Appendix A:
Glossary
- Convention
: a legal instrument or treaty that sets out the human rights standards in
certain specific environments. Conventions are legally binding for Member States when
ratified, and Member States are obligated to implement and guarantee the rights stipulated
in a Convention.
- Gender
: On a basis determined by sex (male or female), we have assigned an "ideal"
identity for men and women. Gender is a SOCIAL product, so characteristics considered
feminine or masculine vary enormously across different cultures or time periods. "Gendered"
constructs include forms and patterns of social relations, practices associated with daily
life, symbols, customs, clothing, decoration, treatment of the body, and other elements
that vary greatly according to how a culture differentiates men and women.
- Sex
: refers to the biological difference between men and women.
- Sexual Abuse
: includes all sexual aggression and acts realized with or against
children or adolescents who do not understand or cannot avoid or refuse the abuse.
- Sexual Harassment
: all sexual comments, approaches, or physical or moral pressure to
have sex that are not consented to by the person being harassed. It is most often directed
by men toward women or by people with power over their subordinates.

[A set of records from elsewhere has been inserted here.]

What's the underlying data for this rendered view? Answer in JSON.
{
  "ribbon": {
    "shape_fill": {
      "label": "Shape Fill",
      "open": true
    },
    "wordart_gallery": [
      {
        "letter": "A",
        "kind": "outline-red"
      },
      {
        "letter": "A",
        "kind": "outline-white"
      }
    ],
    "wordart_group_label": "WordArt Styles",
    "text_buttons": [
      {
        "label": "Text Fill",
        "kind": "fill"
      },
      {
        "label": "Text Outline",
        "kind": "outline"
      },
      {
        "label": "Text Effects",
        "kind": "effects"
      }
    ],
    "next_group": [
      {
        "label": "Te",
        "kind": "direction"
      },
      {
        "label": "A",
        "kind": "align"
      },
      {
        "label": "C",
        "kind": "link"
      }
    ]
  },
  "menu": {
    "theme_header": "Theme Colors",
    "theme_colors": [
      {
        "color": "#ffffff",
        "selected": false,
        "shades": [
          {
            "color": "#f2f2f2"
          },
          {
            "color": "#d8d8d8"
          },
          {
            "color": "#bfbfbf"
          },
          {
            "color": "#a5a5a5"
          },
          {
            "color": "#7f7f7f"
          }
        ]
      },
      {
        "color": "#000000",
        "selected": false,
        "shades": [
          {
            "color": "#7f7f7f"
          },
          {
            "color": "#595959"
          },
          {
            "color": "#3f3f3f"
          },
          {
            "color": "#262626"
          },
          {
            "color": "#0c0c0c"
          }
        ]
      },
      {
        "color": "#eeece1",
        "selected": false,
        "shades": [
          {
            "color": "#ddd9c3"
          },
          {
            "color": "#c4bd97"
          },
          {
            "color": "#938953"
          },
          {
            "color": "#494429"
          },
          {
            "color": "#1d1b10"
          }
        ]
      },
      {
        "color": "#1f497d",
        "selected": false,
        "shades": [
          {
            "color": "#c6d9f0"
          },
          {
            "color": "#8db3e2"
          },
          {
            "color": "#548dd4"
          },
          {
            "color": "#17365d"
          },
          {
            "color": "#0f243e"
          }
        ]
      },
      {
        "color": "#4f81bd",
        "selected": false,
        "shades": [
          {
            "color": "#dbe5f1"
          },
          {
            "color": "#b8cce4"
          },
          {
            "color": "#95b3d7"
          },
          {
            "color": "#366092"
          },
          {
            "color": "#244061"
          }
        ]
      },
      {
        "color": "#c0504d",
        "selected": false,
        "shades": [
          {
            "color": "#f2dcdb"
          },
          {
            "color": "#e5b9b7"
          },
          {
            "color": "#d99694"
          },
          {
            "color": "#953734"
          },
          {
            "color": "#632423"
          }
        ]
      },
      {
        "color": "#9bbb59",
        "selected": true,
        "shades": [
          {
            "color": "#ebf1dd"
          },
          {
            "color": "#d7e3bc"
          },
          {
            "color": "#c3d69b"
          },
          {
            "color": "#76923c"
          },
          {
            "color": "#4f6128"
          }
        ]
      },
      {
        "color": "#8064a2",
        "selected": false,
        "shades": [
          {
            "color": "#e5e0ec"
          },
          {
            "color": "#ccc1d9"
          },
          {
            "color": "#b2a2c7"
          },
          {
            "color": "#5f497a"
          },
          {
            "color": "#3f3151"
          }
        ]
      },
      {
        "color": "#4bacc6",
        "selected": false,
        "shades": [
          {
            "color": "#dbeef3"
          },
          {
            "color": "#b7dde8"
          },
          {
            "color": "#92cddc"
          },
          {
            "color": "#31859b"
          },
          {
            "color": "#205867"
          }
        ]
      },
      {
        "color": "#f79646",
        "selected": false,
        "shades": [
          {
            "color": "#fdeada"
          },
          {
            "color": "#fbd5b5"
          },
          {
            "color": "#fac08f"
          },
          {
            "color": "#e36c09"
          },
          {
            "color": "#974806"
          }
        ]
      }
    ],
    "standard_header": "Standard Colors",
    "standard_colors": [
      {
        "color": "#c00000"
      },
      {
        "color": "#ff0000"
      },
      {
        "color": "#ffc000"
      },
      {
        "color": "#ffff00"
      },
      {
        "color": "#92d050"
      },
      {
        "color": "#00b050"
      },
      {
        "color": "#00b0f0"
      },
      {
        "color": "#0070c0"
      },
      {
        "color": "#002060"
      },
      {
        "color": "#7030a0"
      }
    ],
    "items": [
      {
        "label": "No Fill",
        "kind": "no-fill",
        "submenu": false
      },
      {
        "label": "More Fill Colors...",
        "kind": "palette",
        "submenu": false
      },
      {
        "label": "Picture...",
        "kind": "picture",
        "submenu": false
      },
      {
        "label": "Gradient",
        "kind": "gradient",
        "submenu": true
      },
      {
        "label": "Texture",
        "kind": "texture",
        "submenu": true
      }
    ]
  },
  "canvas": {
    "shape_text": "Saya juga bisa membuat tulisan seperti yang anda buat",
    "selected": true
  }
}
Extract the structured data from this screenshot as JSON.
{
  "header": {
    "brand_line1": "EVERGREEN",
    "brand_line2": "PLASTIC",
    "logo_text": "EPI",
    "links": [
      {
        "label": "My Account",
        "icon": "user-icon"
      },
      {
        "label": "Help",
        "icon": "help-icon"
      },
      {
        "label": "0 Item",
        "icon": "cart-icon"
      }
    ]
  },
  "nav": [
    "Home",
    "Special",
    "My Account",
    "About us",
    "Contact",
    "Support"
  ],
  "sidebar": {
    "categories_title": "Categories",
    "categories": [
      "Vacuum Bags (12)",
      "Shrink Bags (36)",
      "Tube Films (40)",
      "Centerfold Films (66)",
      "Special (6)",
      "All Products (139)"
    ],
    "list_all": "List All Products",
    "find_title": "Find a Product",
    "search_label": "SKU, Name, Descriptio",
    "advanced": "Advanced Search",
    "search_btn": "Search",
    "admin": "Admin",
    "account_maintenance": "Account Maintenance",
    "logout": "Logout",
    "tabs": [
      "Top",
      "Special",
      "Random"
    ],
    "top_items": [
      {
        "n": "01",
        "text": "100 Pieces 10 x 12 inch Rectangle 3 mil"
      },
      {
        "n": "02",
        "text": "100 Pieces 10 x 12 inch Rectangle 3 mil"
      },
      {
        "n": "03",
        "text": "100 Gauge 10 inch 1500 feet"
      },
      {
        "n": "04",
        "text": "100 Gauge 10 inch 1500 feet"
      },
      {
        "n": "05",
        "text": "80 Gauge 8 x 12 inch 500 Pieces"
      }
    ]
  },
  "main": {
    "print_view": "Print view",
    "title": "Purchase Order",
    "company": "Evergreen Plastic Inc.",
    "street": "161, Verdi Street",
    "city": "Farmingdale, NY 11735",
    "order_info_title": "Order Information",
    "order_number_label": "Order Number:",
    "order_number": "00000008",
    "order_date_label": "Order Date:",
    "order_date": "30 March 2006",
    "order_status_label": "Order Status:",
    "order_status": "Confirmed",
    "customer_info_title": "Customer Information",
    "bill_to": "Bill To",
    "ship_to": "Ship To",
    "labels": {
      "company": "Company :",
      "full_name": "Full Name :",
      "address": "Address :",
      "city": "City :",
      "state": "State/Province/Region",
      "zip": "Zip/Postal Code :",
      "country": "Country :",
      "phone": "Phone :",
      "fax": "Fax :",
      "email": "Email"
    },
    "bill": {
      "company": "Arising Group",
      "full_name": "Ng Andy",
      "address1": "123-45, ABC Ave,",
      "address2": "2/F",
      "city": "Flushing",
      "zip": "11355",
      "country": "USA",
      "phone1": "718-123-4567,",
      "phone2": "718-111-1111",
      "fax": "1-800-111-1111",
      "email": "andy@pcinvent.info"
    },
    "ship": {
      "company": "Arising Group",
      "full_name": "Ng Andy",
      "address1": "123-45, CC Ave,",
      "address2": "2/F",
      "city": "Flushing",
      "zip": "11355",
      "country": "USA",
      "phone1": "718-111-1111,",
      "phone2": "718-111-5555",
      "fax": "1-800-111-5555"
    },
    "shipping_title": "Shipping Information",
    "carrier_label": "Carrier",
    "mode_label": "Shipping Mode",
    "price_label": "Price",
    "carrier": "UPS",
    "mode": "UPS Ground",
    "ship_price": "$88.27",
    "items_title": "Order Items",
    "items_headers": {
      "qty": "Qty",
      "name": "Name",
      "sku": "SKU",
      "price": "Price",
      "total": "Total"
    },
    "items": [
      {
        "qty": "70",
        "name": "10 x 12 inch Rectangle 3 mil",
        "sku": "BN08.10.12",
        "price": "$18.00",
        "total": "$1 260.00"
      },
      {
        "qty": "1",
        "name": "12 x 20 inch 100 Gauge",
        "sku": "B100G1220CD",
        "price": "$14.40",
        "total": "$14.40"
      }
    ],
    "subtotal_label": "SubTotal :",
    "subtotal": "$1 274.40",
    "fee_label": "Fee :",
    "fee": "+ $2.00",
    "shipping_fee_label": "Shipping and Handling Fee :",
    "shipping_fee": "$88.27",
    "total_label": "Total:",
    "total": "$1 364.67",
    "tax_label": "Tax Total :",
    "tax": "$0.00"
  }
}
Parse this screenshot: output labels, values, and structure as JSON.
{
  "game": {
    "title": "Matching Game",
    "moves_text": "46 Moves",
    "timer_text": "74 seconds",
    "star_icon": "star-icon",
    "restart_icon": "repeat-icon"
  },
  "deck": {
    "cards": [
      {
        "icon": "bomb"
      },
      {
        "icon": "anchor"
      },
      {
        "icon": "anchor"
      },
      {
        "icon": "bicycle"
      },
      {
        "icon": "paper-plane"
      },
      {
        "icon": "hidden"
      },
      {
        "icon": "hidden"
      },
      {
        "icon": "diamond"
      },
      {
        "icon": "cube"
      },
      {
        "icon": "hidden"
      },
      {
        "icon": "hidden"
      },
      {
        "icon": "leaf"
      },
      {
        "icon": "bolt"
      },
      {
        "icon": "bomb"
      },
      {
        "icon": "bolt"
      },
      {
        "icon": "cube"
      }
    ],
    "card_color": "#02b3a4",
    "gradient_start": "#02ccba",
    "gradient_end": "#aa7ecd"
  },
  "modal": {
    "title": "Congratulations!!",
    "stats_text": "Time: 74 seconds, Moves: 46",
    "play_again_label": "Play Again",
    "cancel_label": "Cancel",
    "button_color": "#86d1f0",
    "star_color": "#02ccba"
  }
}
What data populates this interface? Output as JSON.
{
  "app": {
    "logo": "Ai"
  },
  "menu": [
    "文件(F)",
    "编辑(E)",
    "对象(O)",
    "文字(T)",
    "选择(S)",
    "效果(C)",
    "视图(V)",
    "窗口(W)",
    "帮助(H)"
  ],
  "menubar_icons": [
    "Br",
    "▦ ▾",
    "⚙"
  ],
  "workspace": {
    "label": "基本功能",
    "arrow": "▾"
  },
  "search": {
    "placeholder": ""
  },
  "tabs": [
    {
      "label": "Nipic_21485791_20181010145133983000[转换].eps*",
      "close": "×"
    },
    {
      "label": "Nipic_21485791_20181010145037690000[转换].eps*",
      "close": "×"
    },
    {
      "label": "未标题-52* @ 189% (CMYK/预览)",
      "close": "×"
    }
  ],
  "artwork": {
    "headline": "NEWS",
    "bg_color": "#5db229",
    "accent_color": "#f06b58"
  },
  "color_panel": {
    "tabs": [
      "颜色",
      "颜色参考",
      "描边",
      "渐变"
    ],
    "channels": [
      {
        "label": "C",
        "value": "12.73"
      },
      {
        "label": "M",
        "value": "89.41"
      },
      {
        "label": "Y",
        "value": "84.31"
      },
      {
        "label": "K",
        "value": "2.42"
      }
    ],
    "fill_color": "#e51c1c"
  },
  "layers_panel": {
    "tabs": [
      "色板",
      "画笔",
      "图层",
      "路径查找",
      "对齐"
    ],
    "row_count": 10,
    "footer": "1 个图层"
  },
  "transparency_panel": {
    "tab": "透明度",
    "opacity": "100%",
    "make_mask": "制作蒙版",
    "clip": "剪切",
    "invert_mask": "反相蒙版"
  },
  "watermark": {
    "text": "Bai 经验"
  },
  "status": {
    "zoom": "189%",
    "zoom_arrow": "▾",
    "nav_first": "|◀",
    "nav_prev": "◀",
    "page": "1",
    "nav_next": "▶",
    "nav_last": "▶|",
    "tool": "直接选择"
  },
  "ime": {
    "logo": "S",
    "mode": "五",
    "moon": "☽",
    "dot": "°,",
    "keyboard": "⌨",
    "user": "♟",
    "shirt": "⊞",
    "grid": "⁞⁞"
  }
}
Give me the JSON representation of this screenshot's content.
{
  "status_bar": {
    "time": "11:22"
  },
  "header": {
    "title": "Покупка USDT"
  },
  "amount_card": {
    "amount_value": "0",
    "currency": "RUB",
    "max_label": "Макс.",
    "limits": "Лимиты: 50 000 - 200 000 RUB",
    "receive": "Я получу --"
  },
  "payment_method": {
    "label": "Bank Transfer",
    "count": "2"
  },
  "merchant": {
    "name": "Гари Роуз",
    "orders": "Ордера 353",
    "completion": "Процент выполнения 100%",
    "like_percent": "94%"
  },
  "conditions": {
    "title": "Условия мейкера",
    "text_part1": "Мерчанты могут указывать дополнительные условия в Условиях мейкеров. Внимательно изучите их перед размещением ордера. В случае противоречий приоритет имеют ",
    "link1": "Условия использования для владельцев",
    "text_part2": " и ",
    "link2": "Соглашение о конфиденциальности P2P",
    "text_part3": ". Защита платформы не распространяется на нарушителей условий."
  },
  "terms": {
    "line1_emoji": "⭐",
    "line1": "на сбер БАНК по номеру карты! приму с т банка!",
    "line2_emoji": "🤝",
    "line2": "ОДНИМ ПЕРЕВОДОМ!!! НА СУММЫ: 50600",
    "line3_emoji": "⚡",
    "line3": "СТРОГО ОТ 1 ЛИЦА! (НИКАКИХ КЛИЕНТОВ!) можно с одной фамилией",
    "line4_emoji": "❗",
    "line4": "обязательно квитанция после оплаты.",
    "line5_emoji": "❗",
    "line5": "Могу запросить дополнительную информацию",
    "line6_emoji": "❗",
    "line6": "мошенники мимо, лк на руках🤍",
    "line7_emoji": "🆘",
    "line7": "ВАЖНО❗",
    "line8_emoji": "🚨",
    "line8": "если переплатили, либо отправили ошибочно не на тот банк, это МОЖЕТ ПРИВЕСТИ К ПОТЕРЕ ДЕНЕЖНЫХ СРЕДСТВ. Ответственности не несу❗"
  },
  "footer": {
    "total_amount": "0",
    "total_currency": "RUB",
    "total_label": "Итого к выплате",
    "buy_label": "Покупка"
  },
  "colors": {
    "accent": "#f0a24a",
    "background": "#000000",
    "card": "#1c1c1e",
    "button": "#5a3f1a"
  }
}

Gestures, caresses,
verbal expressions, and suggestive or actual sexual advances are all manifestations of
sexual harassment. (See Human Rights of Women: A Manual for Women and Men,
Bonaparte, Chiarotti, Habichayn.)
- Stereotypes
: are rigid conceptual constructions or generalizations that are based
only partly (if at all) on reality, to result in a model with which we can measure and
evaluate other people or groups.
- Violence
: We understand violence as an exercise of power that has as its objective
to maintain, construct or destroy an order of rights, producing as a consequence the
negation or restriction of the rights of the other. Some of the main tools of violence are
exercise of power, obtaining or maintaining determinate positions or advantages, and the
destruction or restriction of the rights of the other. (CLADEM bulletin, p. 38).